Menelusuri Kebocoran Subsidi BBM di Kepri 2

Aneh! Kuota Dibatasi, SPBU Kian Menjamur

Masyarakat kecil yang mestinya ”dimanjakan” oleh subsidi BBM, malah sengsara. BBM jadi susah dicari.


Akibat maraknya pencurian BBM bersubsidi, di antaranya solar, menjadi salah satu penyebab kelangkaan komoditas tersebut sering terjadi di Batam. Kouta yang dijatah Badan Pengatur Hilir Minyak dan Gas Bumi (BPH Migas) selalu saja tak cukup. Apalagi kuota solar untuk Provinsi Kepri pada 2013 ini dikurangi sekitar empat persen, atau dari 147.864 kilo liter (KL) dipangkas menjadi 141.954.24 KL.

Untuk Batam juga demikian, bila tahun 2012 suplai solar dari Pertamina ke SPBU sebanyak 8.000 KL per bulan, sekarang hanya 4.000 KL perbulan. Penyaluran tersebut sebagai penyesuain dengan kuota yang ada saat ini. Akibat kelangkaan BBM ini, roda perekonomian terganggu. Kemacetan pun sering terjadi, akibat jalan raya terhadang antrean panjang mobil yang mengantre BBM di SPBU.

Itu versi Pertamina, beda lagi versi pengusaha SPBU. Seorang pengusaha SPBU di Batam (anonim), mengatakan sebaliknya. Kelangkaan BBM tak lepas dari royalnya Pertamina mengeluarkan izin SPBU di Batam.

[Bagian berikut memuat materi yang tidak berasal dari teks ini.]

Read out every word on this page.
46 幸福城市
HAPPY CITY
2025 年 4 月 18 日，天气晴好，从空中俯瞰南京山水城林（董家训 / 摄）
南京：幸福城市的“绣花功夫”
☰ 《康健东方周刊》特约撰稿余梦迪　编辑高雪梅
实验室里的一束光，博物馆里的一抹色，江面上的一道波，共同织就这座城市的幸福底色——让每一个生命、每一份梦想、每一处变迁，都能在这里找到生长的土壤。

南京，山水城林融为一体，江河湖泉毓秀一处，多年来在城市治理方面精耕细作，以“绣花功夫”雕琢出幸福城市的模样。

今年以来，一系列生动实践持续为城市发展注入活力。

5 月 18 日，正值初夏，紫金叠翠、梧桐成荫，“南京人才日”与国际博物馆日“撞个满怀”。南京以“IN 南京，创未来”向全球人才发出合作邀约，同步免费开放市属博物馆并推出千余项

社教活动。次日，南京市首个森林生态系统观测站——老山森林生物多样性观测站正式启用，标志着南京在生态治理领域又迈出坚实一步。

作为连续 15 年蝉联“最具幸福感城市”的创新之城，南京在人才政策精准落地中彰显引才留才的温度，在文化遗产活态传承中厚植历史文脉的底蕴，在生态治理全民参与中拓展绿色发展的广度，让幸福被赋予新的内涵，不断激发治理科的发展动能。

Bayangkan, kota sekecil ini memiliki 33 SPBU. 32 sudah beroperasi, 1 SPBU lain masih dalam masa penyelesaian. Aneh! SPBU menjamur, sementara kuota BBM dibatasi. Diduga, untuk mengeluarkan izin pendirian satu SPBU di Batam, oknum petinggi Pertamina di Medan mendapat fee antara Rp1-2 miliar!

Akibat royal-nya memberikan izin pendirian SPBU tersebut, kini bayak SPBU di Batam yang kosong. Mereka umumnya nunggu pembagian kuota dari pertamina yang kian ”seiprit”.

Padahal ada kesepakatan antara pengelola SPBU dan Pertamina, yakni untuk tarif  Rp150 juta per dispenser atau pompa SPBU, Pertamina menjamin berapapun kuota BBM yang diperlukan oleh SPBU. Namun, saat ini hal tersebut tak pernah terealisasi.

Tak hanya diduga bermain di izin SPBU, oknum pejabat Pertamina juga main BBM di laut dan mereka jual pada sindikat penyelundup internasional yang biasa boperasi sekitar perairan Batam dan out port of limit dekat Singapura. Bagaimana modusnya?

Khusus pencurian ini, semula Pertamina memberangkatkan tangker pengangkut BBM tujuan kilang-kilang besar dengan muatan semula 3.600 ton minyak. Di tengah perjalanan, di perairan yang dirasa aman, kapal ini berhenti lalu ”kencing” ke kapal-kapal penadah milik sindikat, sejenis tongkang, pompong atau boat pancung.

Yang ”dikencingkan” kapal Pertamina ini adalah jatah milik oknum pejabat Pertamina atau oknum aparat berbagai instansi vital di negeri ini. Misalnya, jatah untuk pejabat A, sekian ton, pejabat B sekian ton, begitu selanjutnya, sesuai kesepakatan tak tertulis.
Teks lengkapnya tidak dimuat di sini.